KPIs for Marketing: Marketing Qualified Leads (MQLs)
Strategy to Support KPIs: Create gated content to entice customers to provide the company with their name and email address
Marketing Performance Metrics:
Landing page conversion rate
Leads generated
Round out the tactical approach by tracking more specific marketing metrics
At this point, marketers have a list of defined business objectives, the strategy in place to support those business objectives, and the framework to measure the efficacy of the overall strategy. The execution of the marketing strategy is often referred to as the tactical approach. At this point marketers should begin to leverage more specific metrics, some of which may not directly link up to the more general business objectives.
Example:
Objective: Increase revenue by 25% this year.

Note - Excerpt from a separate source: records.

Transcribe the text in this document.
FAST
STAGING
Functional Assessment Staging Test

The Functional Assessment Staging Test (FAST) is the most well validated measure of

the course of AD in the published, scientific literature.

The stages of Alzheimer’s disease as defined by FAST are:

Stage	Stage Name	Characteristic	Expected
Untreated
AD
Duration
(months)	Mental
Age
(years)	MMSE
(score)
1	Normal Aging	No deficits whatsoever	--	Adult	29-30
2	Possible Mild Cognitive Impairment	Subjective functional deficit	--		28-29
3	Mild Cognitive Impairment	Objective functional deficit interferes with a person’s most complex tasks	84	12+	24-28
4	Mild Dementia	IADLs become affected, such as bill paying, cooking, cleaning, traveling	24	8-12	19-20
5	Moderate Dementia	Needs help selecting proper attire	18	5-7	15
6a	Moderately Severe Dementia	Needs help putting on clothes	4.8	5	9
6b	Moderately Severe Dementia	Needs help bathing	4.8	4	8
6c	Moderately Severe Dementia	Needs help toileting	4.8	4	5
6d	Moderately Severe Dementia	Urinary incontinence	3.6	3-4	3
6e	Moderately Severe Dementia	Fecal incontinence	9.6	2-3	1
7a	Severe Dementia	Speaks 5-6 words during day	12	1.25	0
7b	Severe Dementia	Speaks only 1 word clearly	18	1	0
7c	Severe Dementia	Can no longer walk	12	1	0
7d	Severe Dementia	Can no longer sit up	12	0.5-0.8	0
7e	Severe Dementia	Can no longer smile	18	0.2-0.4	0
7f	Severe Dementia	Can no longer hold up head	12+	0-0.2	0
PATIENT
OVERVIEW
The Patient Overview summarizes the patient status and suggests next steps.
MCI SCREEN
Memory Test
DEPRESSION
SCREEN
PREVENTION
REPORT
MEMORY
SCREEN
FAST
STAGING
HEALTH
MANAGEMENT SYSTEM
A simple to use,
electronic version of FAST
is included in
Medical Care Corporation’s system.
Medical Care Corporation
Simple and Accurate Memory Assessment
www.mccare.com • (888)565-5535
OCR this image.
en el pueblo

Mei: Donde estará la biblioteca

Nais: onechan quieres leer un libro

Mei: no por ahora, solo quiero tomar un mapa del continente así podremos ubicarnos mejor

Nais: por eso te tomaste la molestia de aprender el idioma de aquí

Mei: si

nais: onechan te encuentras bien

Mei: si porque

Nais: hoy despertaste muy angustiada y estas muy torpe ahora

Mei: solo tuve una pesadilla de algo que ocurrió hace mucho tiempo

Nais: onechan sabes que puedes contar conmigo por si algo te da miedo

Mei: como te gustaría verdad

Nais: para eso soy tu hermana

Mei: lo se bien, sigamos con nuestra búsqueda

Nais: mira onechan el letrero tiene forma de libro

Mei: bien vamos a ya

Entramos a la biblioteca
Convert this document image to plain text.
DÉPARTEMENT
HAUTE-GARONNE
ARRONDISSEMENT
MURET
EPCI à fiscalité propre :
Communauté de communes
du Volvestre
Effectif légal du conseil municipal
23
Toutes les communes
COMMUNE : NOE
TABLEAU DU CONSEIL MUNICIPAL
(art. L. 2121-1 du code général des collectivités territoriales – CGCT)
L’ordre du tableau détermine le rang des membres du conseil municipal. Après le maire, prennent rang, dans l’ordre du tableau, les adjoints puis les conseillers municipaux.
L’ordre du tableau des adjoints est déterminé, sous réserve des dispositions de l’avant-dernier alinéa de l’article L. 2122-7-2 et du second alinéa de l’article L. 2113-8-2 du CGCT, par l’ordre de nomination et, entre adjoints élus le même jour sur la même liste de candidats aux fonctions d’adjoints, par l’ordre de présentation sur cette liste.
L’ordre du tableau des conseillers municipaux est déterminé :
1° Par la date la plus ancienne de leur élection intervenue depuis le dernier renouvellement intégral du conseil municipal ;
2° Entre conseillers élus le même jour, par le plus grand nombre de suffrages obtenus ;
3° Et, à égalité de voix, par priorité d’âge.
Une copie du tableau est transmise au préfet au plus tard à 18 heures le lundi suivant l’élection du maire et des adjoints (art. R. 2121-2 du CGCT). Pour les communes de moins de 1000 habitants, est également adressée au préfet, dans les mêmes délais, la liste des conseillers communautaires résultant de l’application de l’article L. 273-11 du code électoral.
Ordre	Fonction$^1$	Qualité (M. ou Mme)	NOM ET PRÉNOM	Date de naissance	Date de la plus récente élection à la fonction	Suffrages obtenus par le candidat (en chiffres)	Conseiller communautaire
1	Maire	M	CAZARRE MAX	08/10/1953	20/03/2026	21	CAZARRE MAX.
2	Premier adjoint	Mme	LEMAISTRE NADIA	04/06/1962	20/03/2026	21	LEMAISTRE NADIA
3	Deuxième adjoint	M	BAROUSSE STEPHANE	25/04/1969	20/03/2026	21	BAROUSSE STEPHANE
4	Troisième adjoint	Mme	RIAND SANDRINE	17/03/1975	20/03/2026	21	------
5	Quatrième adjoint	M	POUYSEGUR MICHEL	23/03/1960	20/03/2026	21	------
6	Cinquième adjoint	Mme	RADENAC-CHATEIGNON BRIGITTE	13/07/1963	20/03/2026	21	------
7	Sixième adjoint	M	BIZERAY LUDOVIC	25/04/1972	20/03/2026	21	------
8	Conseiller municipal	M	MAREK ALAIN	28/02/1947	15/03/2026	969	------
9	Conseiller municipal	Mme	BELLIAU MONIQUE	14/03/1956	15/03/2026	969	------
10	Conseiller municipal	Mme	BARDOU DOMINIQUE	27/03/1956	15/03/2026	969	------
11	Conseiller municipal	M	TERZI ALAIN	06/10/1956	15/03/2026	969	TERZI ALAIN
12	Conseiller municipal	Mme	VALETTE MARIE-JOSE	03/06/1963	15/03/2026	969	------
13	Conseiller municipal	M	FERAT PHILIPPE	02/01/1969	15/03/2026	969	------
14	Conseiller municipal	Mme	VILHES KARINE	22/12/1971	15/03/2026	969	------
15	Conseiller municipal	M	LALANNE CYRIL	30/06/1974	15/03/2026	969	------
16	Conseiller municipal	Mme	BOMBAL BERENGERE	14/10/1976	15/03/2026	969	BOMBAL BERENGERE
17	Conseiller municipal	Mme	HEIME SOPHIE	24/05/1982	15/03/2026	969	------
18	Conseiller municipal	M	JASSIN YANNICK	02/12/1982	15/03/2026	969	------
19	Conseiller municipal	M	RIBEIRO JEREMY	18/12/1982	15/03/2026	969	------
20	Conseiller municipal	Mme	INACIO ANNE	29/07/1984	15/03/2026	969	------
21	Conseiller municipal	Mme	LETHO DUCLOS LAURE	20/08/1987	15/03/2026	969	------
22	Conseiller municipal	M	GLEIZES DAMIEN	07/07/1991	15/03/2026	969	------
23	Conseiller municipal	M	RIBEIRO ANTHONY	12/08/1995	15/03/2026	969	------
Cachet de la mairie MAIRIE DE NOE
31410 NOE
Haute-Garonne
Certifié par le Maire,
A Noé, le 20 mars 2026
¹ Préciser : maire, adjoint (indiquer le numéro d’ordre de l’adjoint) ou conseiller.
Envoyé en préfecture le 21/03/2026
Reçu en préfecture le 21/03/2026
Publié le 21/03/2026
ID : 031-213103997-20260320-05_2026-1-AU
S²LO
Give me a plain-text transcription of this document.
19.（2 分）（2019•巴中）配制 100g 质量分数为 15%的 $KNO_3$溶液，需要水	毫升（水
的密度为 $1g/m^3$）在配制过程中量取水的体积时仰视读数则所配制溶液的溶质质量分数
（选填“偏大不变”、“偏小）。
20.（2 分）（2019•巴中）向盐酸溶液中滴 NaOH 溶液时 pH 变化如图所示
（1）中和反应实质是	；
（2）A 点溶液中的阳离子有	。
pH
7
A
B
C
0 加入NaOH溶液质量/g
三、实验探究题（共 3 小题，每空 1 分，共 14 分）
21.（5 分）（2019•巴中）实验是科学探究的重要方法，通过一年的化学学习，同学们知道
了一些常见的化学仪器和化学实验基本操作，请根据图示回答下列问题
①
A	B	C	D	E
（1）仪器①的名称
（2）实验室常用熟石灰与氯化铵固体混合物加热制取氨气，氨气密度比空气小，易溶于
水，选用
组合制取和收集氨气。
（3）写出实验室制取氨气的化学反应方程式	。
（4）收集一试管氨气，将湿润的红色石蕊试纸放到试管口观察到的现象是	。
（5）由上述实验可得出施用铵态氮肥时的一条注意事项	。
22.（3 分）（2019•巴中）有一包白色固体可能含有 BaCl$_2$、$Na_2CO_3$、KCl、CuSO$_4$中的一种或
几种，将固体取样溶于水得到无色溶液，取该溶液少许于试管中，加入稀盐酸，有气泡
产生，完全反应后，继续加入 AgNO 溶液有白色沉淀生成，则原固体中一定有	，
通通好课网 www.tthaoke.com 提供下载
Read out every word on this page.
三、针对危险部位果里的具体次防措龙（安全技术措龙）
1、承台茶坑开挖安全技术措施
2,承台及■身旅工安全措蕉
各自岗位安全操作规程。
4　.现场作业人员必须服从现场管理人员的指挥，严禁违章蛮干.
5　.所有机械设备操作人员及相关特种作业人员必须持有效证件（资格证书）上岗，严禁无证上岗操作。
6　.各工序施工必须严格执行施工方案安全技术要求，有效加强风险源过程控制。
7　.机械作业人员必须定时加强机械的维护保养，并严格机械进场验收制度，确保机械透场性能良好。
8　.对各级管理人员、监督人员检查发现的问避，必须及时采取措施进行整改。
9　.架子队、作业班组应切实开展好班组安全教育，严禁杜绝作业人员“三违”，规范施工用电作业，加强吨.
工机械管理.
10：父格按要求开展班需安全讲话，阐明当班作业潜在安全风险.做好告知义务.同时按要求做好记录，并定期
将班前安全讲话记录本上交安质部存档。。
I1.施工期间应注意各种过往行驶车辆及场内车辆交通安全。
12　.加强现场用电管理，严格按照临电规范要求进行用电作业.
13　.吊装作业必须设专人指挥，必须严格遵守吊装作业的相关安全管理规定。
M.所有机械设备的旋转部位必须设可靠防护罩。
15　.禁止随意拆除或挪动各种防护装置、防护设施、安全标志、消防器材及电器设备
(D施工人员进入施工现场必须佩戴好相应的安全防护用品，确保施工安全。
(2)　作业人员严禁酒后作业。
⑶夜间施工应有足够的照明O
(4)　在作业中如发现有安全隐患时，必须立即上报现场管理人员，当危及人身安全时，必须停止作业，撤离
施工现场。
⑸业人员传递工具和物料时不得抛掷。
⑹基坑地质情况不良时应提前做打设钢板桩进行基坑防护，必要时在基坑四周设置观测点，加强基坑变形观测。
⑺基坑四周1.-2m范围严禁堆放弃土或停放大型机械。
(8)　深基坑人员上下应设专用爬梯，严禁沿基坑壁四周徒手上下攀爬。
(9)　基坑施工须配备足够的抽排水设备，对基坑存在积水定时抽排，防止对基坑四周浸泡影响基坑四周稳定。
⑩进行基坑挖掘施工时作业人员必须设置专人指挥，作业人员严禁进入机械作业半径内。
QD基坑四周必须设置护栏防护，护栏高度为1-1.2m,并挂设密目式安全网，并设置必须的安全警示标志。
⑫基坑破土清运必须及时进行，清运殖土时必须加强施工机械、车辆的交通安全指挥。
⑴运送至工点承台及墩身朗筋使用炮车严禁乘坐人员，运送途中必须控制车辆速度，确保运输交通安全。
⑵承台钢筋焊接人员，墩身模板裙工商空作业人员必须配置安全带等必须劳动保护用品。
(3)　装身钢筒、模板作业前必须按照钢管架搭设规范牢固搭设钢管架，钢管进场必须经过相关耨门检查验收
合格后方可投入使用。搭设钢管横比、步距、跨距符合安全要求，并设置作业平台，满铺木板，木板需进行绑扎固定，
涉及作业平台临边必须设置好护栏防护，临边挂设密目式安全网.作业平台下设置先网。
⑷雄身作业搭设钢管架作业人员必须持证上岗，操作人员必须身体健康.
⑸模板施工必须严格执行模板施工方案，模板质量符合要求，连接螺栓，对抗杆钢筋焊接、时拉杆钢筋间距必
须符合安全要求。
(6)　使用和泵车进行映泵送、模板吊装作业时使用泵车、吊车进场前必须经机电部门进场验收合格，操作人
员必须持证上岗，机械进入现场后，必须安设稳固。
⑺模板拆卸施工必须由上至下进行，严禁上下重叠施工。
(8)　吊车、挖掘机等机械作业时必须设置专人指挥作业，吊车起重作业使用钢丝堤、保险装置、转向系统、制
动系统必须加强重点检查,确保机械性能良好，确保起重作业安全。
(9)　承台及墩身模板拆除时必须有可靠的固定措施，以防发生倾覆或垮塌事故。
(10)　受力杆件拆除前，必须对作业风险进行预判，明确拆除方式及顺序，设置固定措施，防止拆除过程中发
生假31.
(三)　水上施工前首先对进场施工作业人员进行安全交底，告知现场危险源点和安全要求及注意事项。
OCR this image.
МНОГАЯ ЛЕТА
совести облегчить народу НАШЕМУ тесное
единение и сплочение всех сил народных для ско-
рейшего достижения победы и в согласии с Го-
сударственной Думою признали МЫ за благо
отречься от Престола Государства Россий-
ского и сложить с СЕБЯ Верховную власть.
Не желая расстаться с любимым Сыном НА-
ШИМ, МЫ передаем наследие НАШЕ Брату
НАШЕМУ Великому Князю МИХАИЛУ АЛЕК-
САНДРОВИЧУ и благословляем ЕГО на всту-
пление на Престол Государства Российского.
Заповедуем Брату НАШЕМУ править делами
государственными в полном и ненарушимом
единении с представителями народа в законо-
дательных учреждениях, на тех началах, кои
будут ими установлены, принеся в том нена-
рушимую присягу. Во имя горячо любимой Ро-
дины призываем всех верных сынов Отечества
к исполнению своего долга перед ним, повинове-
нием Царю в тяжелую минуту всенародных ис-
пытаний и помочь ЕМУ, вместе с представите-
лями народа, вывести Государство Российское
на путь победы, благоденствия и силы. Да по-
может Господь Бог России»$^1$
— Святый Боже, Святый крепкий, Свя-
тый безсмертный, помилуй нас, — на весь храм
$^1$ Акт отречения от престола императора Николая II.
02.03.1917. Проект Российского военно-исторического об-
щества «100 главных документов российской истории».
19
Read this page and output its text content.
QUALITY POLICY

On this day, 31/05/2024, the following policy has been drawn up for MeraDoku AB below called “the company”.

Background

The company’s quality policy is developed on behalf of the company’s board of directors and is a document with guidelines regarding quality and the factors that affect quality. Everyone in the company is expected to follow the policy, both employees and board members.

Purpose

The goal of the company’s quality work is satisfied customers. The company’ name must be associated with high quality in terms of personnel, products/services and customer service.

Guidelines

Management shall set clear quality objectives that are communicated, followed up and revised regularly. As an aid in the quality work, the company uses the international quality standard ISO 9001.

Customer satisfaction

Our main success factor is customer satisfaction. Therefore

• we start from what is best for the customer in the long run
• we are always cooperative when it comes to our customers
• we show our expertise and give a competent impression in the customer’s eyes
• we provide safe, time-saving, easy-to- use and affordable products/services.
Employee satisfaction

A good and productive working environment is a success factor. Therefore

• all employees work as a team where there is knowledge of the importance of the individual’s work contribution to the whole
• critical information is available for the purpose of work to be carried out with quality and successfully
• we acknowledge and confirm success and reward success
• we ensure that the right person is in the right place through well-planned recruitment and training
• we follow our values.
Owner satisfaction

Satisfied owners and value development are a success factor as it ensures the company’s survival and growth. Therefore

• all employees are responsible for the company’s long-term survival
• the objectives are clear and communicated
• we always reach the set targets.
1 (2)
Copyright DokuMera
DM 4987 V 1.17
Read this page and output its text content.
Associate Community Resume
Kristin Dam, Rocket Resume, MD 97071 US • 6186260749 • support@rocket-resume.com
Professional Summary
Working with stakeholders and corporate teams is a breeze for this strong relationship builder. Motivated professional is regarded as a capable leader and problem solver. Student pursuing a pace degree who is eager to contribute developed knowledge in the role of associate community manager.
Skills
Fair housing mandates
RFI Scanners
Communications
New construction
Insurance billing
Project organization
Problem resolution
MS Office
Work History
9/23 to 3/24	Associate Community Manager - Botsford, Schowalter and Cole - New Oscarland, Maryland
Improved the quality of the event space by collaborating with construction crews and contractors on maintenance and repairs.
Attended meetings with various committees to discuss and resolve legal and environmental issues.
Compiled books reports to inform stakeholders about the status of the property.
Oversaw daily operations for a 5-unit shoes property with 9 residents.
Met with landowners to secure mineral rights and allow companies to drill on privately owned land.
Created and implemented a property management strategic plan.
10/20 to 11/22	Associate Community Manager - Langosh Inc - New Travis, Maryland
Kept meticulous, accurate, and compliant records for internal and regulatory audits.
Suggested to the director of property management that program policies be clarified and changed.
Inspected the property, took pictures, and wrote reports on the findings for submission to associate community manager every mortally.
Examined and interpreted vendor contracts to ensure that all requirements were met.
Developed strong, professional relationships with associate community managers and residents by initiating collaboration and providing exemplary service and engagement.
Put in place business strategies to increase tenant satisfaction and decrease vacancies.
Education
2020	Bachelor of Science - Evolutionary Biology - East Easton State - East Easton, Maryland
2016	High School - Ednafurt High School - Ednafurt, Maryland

KPIs for Marketing: Marketing Qualified Leads (MQLs)
Strategy to Support KPIs: Create gated content to entice customers to provide the company with their name and email address
Marketing Performance Metrics:
Landing page conversion rate
Leads generated
Tactical approach: Paid media and social media marketing that drives traffic to the landing page
Tactical Metrics:
CPM (Cost-per-thousand impressions)
CPC (Cost-per-click)
CTR (Click-through-rate)
Bounce rate on landing page
Other helpful tips:
Look outside of the organization. Knowing market share and where competitors stand is crucial.
Get into the audience’s operating reality. When delivering a report to someone within the company, marketers should consider the internal stakeholders.
Establish benchmarks. With benchmark data easily accessible and regularly reported, trend lines can begin to emerge from the data.
At Setup most recent marketers breakfast, Jeff Perkins, CMO of QA Symphony, described analytics reporting as “internal content marketing.” Using analytics to inform company stakeholders on marketing performance has many of the same components as a content marketing strategy: marketers have to constantly test and tweak their messaging depending on the audience in order to tell a story that will ultimately resonate.